Por mais quixotesco que seja o candidato, ele se torna protagonista ou coadjuvante do sistema político que se propõe a atacar. Ser candidato significa aceitar as regras do jogo, sendo conivente com as mazelas que aponta, ou conformar-se à condição de anticandidato.
Quanto tempo duraria um governo Joaquim Barbosa?
Tão ou mais importante do que imaginar se Barbosa pode ou não ser candidato, ou se teria chances de ser eleito, é considerar que tipo de governo ele faria. Qual seria seu programa? Qual seria sua agenda prioritária de desenvolvimento do país? Quem seriam seus líderes na Câmara e no Senado? E seus partidos aliados? De que maneira ele trataria os demais Poderes? Como trataria o próprio Judiciário? E os governadores de estado? E os prefeitos? E a imprensa? O que ele de fato conseguiria fazer? Quanto tempo duraria um governo Joaquim Barbosa sem que se corresse o risco de paralisia decisória?
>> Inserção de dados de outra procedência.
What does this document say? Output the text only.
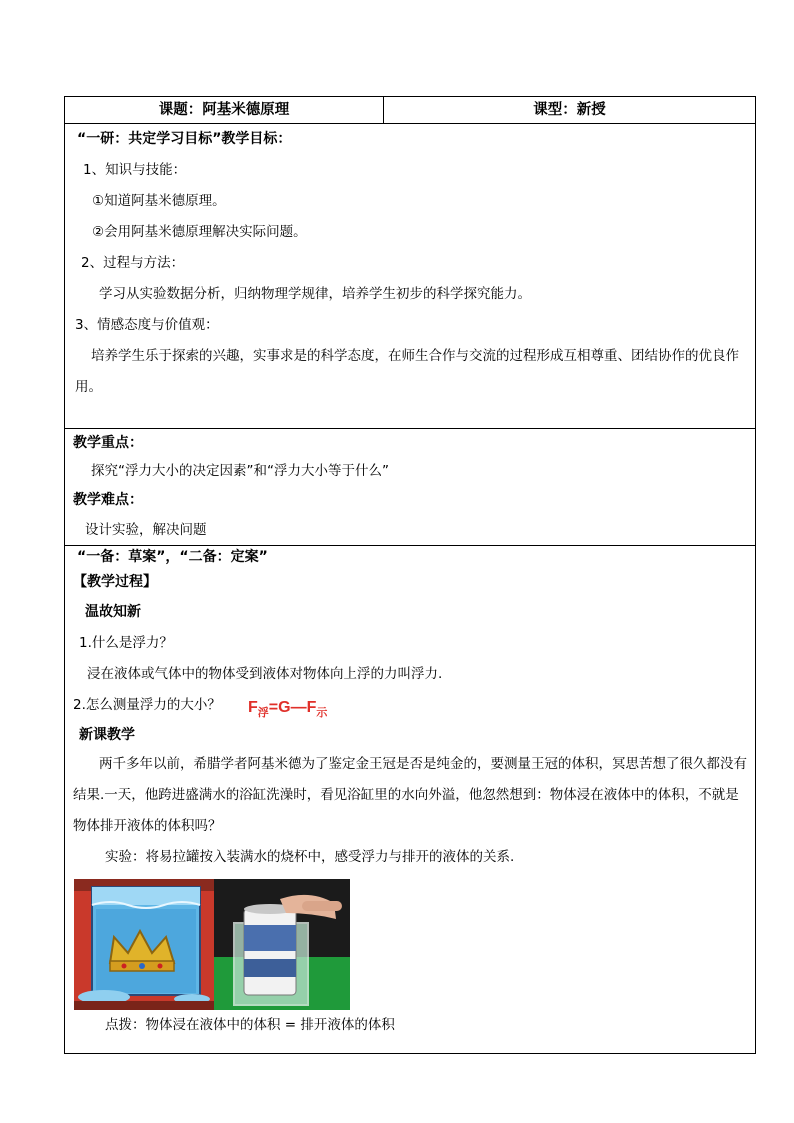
课题：阿基米德原理	课型：新授

“一研：共定学习目标”教学目标：
1、知识与技能：
①知道阿基米德原理。
②会用阿基米德原理解决实际问题。
2、过程与方法：
学习从实验数据分析，归纳物理学规律，培养学生初步的科学探究能力。
3、情感态度与价值观：
培养学生乐于探索的兴趣，实事求是的科学态度，在师生合作与交流的过程形成互相尊重、团结协作的优良作用。

教学重点：
探究“浮力大小的决定因素”和“浮力大小等于什么”
教学难点：
设计实验，解决问题

“一备：草案”，“二备：定案”
【教学过程】
温故知新
1.什么是浮力？
浸在液体或气体中的物体受到液体对物体向上浮的力叫浮力.
2.怎么测量浮力的大小？ $F_浮=G—F_示$
新课教学
两千多年以前，希腊学者阿基米德为了鉴定金王冠是否是纯金的，要测量王冠的体积，冥思苦想了很久都没有结果.一天，他跨进盛满水的浴缸洗澡时，看见浴缸里的水向外溢，他忽然想到：物体浸在液体中的体积，不就是物体排开液体的体积吗？
实验：将易拉罐按入装满水的烧杯中，感受浮力与排开的液体的关系.
点拨：物体浸在液体中的体积 = 排开液体的体积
Por que caminhos iria levar sua pregação contra os partidos, contra as maiorias congressuais e contra a dominância do Executivo sobre a agenda do país, requisitos para que um governo governe? Que tipo de regime seria esse em que um presidente deve supostamente se comportar como uma majestade que reina, mas não governa?
Que poder é esse?
O Judiciário não é um poder representativo, tampouco é um poder democrático. Seus integrantes devem ser, todos eles, pessoas democráticas, e suas decisões servem a proteger o Estado democrático de Direito. No entanto, o Judiciário é - e é feito para ser - um poder meritocrático, em que pese seus membros serem indicados, como se sabe, por regras sujeitas a injunções políticas e a interesses de toda sorte.
Mas parece que a mosca azul tem rondado a instância suprema do Judiciário do país. É sintomático o fato da figura de seu atual presidente ser cogitado como candidato à Presidência. Não que ele não possa. Pode e deve. Para tal temos partidos, eleições e debate democrático.
Seria positivo termos mais gente do Judiciário como candidata. Isso poderia contribuir para trazer outras questões relevantes à baila, de forma qualificada. Contudo, termos magistrados se comportando quase como pré-candidatos é algo que compromete o papel do Judiciário brasileiro. Mesmo em um campeonato com muitos jogadores pernas de pau e desleais, com jogos cheios de lances faltosos, ninguém imagina que a melhor solução para o problema seja o juiz começar a chutar a bola e a reclamar do nível dos times.
De 1988 a 2012, o número de ações que deram entrada no Poder Judiciário subiu de 350 mil para 26 milhões (dados do Anuário da Justiça, 2013). Fosse um Poder mais transparente e mais eficiente para lidar com o problema da impunidade, diante dessa avalanche de processos sob sua responsabilidade, já daria uma grande contribuição à República.
Antonio Lassance é cientista político e pesquisador do Instituto de Pesquisa Econômica Aplicada (IPEA). As opiniões expressas neste artigo não refletem necessariamente opiniões do Instituto.